The new season of Dr. Who is off to a disappointing start. I don't have any beef with Peter Capaldi as a Scottish-accented Doctor, though I do wonder whether another "regeneration" is in store for him if Scotland votes for independence on Thursday.
Episode 1, which aired (I was going to write "erred") August 23, featured a dinosaur stomping around the Thames in Victorian London until some "rubbish robots from the dawn of time" blew it up and made it into liverwurst, whereupon Charles Dickens wrote, "It was the beast of Thames, it was the wurst of Thames." OK, I stole that joke, but they stole the plot of Fantastic Voyage (the 1966 movie and Isaac Asimov novelization) for the second episode (August 30), in which our heroes were miniaturized and injected into the Doctor's nemesis cyborg antagonists, the Daleks, for a "Fantastic Voyage into a Dalek's Brain." Come to think of it, the writers even stole from themselves the concept of the "good Dalek," which David Tennant and Billie Piper already squeezed all the juice out of several years ago. And then in the third episode (September 6, thanks for ruining my birthday, Doctor), Clara tells the Doctor she wants to go to see Robin Hood, only there are these robots and a spaceship disguised as a castle, you see, but not to worry, because the giant Batman Action Figure comes along and helps the Doctor by smashing the Lego castle.

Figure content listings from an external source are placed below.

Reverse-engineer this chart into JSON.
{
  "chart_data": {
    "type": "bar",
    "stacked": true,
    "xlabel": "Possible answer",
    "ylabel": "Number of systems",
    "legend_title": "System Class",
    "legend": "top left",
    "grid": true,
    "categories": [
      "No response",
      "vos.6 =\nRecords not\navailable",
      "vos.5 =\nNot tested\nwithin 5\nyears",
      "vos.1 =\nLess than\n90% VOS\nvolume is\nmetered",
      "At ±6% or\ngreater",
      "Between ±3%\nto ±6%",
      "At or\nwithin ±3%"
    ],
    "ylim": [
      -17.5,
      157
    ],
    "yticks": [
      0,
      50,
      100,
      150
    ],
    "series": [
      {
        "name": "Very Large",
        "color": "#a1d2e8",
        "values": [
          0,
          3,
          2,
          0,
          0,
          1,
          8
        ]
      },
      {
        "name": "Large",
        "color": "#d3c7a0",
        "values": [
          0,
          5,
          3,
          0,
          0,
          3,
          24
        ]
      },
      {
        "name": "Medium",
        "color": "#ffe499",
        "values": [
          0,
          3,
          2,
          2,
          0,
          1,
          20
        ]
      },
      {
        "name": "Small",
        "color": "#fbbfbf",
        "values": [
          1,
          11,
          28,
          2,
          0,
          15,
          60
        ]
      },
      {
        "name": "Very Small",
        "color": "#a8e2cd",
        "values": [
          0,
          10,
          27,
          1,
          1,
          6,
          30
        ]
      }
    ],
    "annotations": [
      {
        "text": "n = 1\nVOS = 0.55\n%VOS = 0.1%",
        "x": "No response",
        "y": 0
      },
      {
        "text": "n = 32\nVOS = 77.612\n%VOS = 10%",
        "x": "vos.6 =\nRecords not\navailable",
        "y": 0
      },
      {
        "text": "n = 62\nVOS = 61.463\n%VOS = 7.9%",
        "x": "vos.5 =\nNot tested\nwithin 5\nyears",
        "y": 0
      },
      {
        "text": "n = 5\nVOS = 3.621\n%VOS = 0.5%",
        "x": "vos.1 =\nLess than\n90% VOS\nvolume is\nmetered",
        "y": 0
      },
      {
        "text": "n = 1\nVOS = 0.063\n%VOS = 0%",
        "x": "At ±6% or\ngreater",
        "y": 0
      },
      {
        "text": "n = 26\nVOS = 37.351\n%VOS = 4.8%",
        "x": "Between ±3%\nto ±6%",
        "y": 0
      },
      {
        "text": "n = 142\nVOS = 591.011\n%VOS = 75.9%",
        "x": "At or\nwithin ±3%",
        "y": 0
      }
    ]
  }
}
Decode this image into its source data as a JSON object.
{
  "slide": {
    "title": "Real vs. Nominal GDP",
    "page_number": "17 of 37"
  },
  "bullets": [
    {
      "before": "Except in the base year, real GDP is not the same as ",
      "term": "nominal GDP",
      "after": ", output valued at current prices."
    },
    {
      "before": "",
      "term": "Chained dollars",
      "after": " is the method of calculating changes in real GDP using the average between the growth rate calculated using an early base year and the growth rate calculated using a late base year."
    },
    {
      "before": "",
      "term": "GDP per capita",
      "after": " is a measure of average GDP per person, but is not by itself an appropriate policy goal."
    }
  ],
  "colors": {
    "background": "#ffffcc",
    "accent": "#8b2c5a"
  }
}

Well that's what it felt like, anyway--as if the first three episodes were written by some not-very-imaginative third graders. Episode 4 (September 13) was a little better, reviving the creepy theme of the Man Who Wasn't There, but they tried to cram too much into it. Like liverwurst, I suppose.
Your plot holes are bigger on the inside than they are on the outside, Doctor.